Festivals have lost their way as arenas for discovering new music. Organisers should be giving the talents of the future a boost; despite what the Brit jury thinks, there are plenty of artists who are up to the job. Leave the old rockers to their stadiums. Their fans will be far more comfortable there – some of them can have a seat.

Beyoncé's lip-synched performance

Talking of headliners, Beyoncé smacked down the rumblings around her lip-synched inauguration turn on Thursday when she sang the National Anthem live to a room of journalists. The impromptu recital took place at a press conference in advance of the Superbowl this weekend where Beyoncé will provide the half-time entertainment offering a hundred million viewers the chance to try and catch her not moving her lips in time to “Crazy in Love”.
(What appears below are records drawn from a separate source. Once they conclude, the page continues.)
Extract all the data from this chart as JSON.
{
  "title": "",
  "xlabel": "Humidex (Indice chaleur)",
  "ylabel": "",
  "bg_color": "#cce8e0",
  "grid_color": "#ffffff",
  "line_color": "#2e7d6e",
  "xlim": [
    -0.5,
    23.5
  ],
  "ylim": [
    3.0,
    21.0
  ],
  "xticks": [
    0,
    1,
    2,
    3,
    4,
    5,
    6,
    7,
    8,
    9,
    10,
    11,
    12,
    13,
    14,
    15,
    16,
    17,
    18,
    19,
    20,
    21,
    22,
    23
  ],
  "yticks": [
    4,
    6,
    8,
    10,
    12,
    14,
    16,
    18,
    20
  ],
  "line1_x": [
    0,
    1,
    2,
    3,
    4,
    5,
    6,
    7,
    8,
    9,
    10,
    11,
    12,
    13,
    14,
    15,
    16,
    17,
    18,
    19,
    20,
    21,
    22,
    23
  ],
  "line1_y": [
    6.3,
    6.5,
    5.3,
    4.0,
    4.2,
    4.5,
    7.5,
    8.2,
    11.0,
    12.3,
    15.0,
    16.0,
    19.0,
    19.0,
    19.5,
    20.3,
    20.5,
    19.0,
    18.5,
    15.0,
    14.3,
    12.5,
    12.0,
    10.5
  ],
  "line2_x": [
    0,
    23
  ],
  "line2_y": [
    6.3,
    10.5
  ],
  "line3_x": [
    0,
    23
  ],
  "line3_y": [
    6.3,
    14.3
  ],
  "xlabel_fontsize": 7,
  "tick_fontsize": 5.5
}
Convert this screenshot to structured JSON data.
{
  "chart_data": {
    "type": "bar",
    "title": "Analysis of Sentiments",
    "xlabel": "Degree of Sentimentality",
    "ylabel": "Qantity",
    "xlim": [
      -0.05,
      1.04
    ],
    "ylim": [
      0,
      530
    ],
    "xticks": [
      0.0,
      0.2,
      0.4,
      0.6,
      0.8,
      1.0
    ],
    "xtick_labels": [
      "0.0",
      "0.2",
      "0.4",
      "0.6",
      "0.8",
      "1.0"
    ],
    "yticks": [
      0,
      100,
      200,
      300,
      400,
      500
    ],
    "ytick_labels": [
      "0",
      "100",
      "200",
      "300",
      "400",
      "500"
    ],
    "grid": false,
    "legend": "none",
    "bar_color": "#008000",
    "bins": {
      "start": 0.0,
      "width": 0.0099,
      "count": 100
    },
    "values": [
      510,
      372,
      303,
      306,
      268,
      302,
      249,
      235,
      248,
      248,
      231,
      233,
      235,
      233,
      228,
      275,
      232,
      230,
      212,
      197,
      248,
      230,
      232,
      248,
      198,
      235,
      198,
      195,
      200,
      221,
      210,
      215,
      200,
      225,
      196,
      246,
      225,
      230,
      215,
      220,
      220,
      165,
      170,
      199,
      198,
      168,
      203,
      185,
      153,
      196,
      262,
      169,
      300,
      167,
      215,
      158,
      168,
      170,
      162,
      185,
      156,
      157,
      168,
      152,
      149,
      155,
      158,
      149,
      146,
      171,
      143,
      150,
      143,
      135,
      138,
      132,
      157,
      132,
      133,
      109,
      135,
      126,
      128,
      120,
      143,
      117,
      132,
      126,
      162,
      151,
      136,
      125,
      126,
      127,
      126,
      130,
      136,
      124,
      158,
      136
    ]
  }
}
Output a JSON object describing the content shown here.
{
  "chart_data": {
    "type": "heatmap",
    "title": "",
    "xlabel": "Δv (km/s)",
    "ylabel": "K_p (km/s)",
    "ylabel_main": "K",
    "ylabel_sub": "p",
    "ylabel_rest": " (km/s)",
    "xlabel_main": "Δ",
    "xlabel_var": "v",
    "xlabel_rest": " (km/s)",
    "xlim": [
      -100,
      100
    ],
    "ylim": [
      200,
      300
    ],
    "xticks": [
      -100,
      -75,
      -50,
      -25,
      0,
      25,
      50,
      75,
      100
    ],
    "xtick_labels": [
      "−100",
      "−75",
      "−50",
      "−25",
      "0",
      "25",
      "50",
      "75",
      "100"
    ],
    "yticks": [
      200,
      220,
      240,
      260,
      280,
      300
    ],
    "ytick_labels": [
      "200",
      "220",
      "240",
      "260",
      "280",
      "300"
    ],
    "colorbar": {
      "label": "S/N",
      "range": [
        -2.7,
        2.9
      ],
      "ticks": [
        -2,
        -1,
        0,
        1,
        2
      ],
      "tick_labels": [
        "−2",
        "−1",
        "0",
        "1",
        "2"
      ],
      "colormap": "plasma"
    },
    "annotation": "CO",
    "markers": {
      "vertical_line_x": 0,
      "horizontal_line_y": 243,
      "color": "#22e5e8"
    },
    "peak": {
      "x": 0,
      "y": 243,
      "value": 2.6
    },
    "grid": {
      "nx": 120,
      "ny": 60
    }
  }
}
Striding out on to the stage, she launched into a full, two-minute belt-out of the “Star Spangled Banner”, ending with a flourish on a magnificent “braaaaaave”, before asking sweetly, “Any questions?” It was impressive, but the most remarkable thing was not Beyoncé’s octave-straddling but her marshalling of the press pack.

When she asked them “Would you guys mind standing?” they leapt to their feet, fumbling for their iPhones to record the moment. When she hit the high notes, they whooped. And when at the end she flung back her head for applause, they clapped.

Clearly, they do press conferences differently in America. One can barely imagine David Cameron persuading a roomful of cantankerous hacks to stand up, let alone cheer him. But then again, he’s never shown them his top F.